If you know what Bitcoin is and have been following its development, you've probably heard the news. Stock exchanges have begun to take bitcoins seriously. This looks like a breakthrough, especially considering the fact that the NYSE now uses Bitcoin-like mechanisms when issuing securities. What is more, the NYSE has even announced the launch of the first bitcoin index (NYXBT). Isn't that a sign that the currency has been accepted at the highest levels of world economy?
But it's only one side of a coin. The real issue is the inner problems of the Bitcoin project. And they simply can't be ignored if the system is to scale up and continue to work. The Bitcoin architecture itself has some features that will eventually become major hurdles as Bitcoin popularity continues to grow. If these fundamental restrictions are not addressed, Bitcoin may practically cease to exist.
The first and most important problem is the number of transactions it can complete within a certain timeframe. To understand this problem, you need to know how the Bitcoin system works. Clients send each other different sums of money. There's a common list of money transactions (known as "Bitcoin public ledger"), where all such transfers are recorded and verified using the miners' signatures. The transactions are not recorded individually, though. Instead, they are added to the ledger in bulk -- approximately every 10 minutes or so. And here's the rub: each block has a size limitation, which is currently set at 1Mb. This limitation was set by Bitcoin founder Satoshi Nakamoto with the purpose of protecting the system from abuse.
Due to this limitation, only so many transactions per second (TPS) can occur. Some simple math shows that the maximum Bitcoin TPS capacity is 7. In practice, 3 TPS is more realistic. While it wasn't a problem in the beginning, today the typical capacity is already at 1.3 TPS. If the trend continues, next year the system won't be able to process the increasing amount of transactions and will simply grind to a halt.
The most obvious solution to this problem is to raise the limit. Gavin Andersen, one of the current leaders of the Bitcoin movement, claims that this is possible. The limitation can be increased up to 20 Mb at the moment without serious problems to the system. However, if further increases in capacity are required, the miners' technical capabilities would most likely have to catch up first.
And now we've come to the second big problem, which is even more serious than any technical limitations.
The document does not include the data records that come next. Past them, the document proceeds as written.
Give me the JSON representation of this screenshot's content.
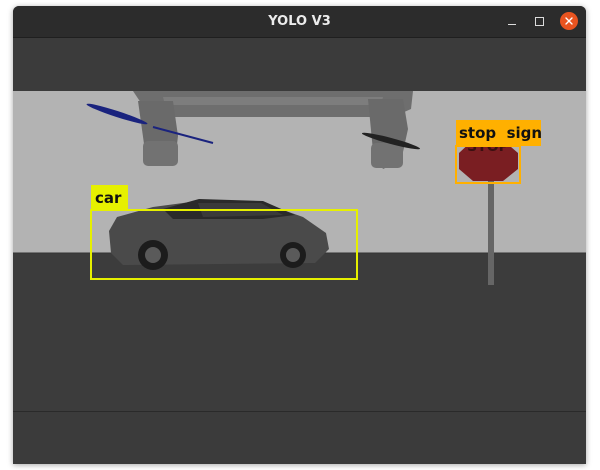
{
  "window": {
    "title": "YOLO V3"
  },
  "controls": {
    "minimize_icon": "minimize-icon",
    "maximize_icon": "maximize-icon",
    "close_icon": "close-icon",
    "close_color": "#e95420"
  },
  "detections": [
    {
      "label": "car",
      "color": "#e6f000"
    },
    {
      "label": "stop  sign",
      "color": "#ffb000"
    }
  ]
}
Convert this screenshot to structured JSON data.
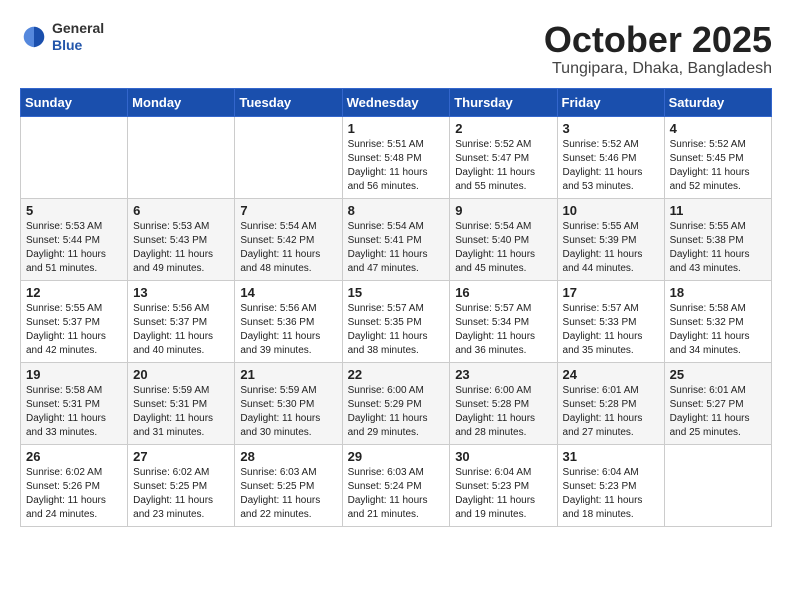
{
  "header": {
    "logo": {
      "general": "General",
      "blue": "Blue"
    },
    "title": "October 2025",
    "location": "Tungipara, Dhaka, Bangladesh"
  },
  "weekdays": [
    "Sunday",
    "Monday",
    "Tuesday",
    "Wednesday",
    "Thursday",
    "Friday",
    "Saturday"
  ],
  "weeks": [
    [
      {
        "day": "",
        "info": ""
      },
      {
        "day": "",
        "info": ""
      },
      {
        "day": "",
        "info": ""
      },
      {
        "day": "1",
        "info": "Sunrise: 5:51 AM\nSunset: 5:48 PM\nDaylight: 11 hours\nand 56 minutes."
      },
      {
        "day": "2",
        "info": "Sunrise: 5:52 AM\nSunset: 5:47 PM\nDaylight: 11 hours\nand 55 minutes."
      },
      {
        "day": "3",
        "info": "Sunrise: 5:52 AM\nSunset: 5:46 PM\nDaylight: 11 hours\nand 53 minutes."
      },
      {
        "day": "4",
        "info": "Sunrise: 5:52 AM\nSunset: 5:45 PM\nDaylight: 11 hours\nand 52 minutes."
      }
    ],
    [
      {
        "day": "5",
        "info": "Sunrise: 5:53 AM\nSunset: 5:44 PM\nDaylight: 11 hours\nand 51 minutes."
      },
      {
        "day": "6",
        "info": "Sunrise: 5:53 AM\nSunset: 5:43 PM\nDaylight: 11 hours\nand 49 minutes."
      },
      {
        "day": "7",
        "info": "Sunrise: 5:54 AM\nSunset: 5:42 PM\nDaylight: 11 hours\nand 48 minutes."
      },
      {
        "day": "8",
        "info": "Sunrise: 5:54 AM\nSunset: 5:41 PM\nDaylight: 11 hours\nand 47 minutes."
      },
      {
        "day": "9",
        "info": "Sunrise: 5:54 AM\nSunset: 5:40 PM\nDaylight: 11 hours\nand 45 minutes."
      },
      {
        "day": "10",
        "info": "Sunrise: 5:55 AM\nSunset: 5:39 PM\nDaylight: 11 hours\nand 44 minutes."
      },
      {
        "day": "11",
        "info": "Sunrise: 5:55 AM\nSunset: 5:38 PM\nDaylight: 11 hours\nand 43 minutes."
      }
    ],
    [
      {
        "day": "12",
        "info": "Sunrise: 5:55 AM\nSunset: 5:37 PM\nDaylight: 11 hours\nand 42 minutes."
      },
      {
        "day": "13",
        "info": "Sunrise: 5:56 AM\nSunset: 5:37 PM\nDaylight: 11 hours\nand 40 minutes."
      },
      {
        "day": "14",
        "info": "Sunrise: 5:56 AM\nSunset: 5:36 PM\nDaylight: 11 hours\nand 39 minutes."
      },
      {
        "day": "15",
        "info": "Sunrise: 5:57 AM\nSunset: 5:35 PM\nDaylight: 11 hours\nand 38 minutes."
      },
      {
        "day": "16",
        "info": "Sunrise: 5:57 AM\nSunset: 5:34 PM\nDaylight: 11 hours\nand 36 minutes."
      },
      {
        "day": "17",
        "info": "Sunrise: 5:57 AM\nSunset: 5:33 PM\nDaylight: 11 hours\nand 35 minutes."
      },
      {
        "day": "18",
        "info": "Sunrise: 5:58 AM\nSunset: 5:32 PM\nDaylight: 11 hours\nand 34 minutes."
      }
    ],
    [
      {
        "day": "19",
        "info": "Sunrise: 5:58 AM\nSunset: 5:31 PM\nDaylight: 11 hours\nand 33 minutes."
      },
      {
        "day": "20",
        "info": "Sunrise: 5:59 AM\nSunset: 5:31 PM\nDaylight: 11 hours\nand 31 minutes."
      },
      {
        "day": "21",
        "info": "Sunrise: 5:59 AM\nSunset: 5:30 PM\nDaylight: 11 hours\nand 30 minutes."
      },
      {
        "day": "22",
        "info": "Sunrise: 6:00 AM\nSunset: 5:29 PM\nDaylight: 11 hours\nand 29 minutes."
      },
      {
        "day": "23",
        "info": "Sunrise: 6:00 AM\nSunset: 5:28 PM\nDaylight: 11 hours\nand 28 minutes."
      },
      {
        "day": "24",
        "info": "Sunrise: 6:01 AM\nSunset: 5:28 PM\nDaylight: 11 hours\nand 27 minutes."
      },
      {
        "day": "25",
        "info": "Sunrise: 6:01 AM\nSunset: 5:27 PM\nDaylight: 11 hours\nand 25 minutes."
      }
    ],
    [
      {
        "day": "26",
        "info": "Sunrise: 6:02 AM\nSunset: 5:26 PM\nDaylight: 11 hours\nand 24 minutes."
      },
      {
        "day": "27",
        "info": "Sunrise: 6:02 AM\nSunset: 5:25 PM\nDaylight: 11 hours\nand 23 minutes."
      },
      {
        "day": "28",
        "info": "Sunrise: 6:03 AM\nSunset: 5:25 PM\nDaylight: 11 hours\nand 22 minutes."
      },
      {
        "day": "29",
        "info": "Sunrise: 6:03 AM\nSunset: 5:24 PM\nDaylight: 11 hours\nand 21 minutes."
      },
      {
        "day": "30",
        "info": "Sunrise: 6:04 AM\nSunset: 5:23 PM\nDaylight: 11 hours\nand 19 minutes."
      },
      {
        "day": "31",
        "info": "Sunrise: 6:04 AM\nSunset: 5:23 PM\nDaylight: 11 hours\nand 18 minutes."
      },
      {
        "day": "",
        "info": ""
      }
    ]
  ]
}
Today, the Bitcoin project is controlled by technicians and computer scientists -- a group of enthusiasts who can do whatever they want with the crypto-currency. The sources are open: if you don't like anything, just fork it away!
This way of development follows into the footsteps of the Linux project. While working great for Linux itself, this methodology may not be an ideal match for Bitcoin. With Linux, users are free to install any update any time they like. With Bitcoin, serious technical solutions (like raising the TPS) require almost synchronous software update on every user's computer. If you don't update, you fall out of Bitcoin's favor, and your transaction won't be accepted. It's easy to see how a situation like this may lead to a serious crisis, as thousands of people, companies and organizations depend on proper Bitcoin functioning.
In other words, the processes within the Bitcoin system should be regulated, and relying on a group of enthusiasts for that is probably not the best option. In my view, the best strategy is to establish a non-profit regulatory organization that would include all the interested parties. The Bitcoin Foundation does not fit this role, as it is in trouble with the authorities in the US, where the foundation is headquartered, and even among the members of the organization there's no unity.
To sum it up, I'd say that the creation of such an organization should therefore be the primary goal of the entire Bitcoin community.